According to the complaint, “Defendant D. Patrick Keating established, financed, owned, operated, and/or participated in the management of law offices presenting the fraudulent claims at issue.”

“This includes…conspiring with and paying Damian Labeaud to recruit individuals to knowingly participate in a scheme to stage at least 40 automobile accidents in the New Orleans area in an effort to defraud insurance and trucking companies,” Doug Williams, one of the attorneys representing the trucking company, said.

Filing a lawsuit under the RICO statute allows plaintiffs to sue for damages provided they are able to prove they were victims of a criminal conspiracy. Unlike standard civil lawsuits where a narrow rationale for collecting damages must be specified, RICO lawsuits allow plaintiffs to ask for treble (triple) damages.

The aforementioned scheme is reportedly one of many that have occurred in recent years, all with the same modus operandi. In addition to Tuesday’s complaint, a separate indictment from last month charged 11 other defendants as participants in accident scams throughout the state of Louisiana, including named ringleader, Roderick Hickman, of Baton Rouge.

A 30-page indictment from August 21 made local headlines and has been the scuttlebutt of the New Orleans legal community. That indictment refers to five local personal injury attorneys – identified only as A, B, C, D, and E – as working closely with the defendants.
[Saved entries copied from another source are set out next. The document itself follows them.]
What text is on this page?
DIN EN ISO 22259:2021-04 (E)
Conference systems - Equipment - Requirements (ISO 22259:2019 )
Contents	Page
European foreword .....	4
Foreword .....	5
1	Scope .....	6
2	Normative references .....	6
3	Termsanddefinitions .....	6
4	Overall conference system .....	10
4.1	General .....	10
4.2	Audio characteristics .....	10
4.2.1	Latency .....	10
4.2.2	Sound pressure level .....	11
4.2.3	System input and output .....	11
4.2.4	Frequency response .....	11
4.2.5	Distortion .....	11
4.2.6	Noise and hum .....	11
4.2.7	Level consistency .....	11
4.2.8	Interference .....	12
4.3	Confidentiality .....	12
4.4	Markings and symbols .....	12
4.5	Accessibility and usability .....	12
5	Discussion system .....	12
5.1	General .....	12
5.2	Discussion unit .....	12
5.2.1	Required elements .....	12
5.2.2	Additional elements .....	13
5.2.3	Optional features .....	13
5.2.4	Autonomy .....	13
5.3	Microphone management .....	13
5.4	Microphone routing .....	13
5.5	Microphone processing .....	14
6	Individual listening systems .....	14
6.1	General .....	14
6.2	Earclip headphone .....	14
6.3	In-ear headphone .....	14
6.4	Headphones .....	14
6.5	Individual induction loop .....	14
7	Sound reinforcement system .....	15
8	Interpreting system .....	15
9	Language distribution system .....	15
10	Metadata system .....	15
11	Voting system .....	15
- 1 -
In a similar fashion to Tuesday’s complaint, the August indictment details attorneys utilizing “runners” to secure traffic accident clients through staged collisions.

Louisiana Insurance Commissioner, Jim Donelon, indicated via public statement that such fraud increases car insurance costs in the state by approximately $600 a year per family.

The trucking company is represented by Douglas Williams, Kelsey Ann Clark, and Christopher Mason of Breazeale Sachse & Wilson LLP.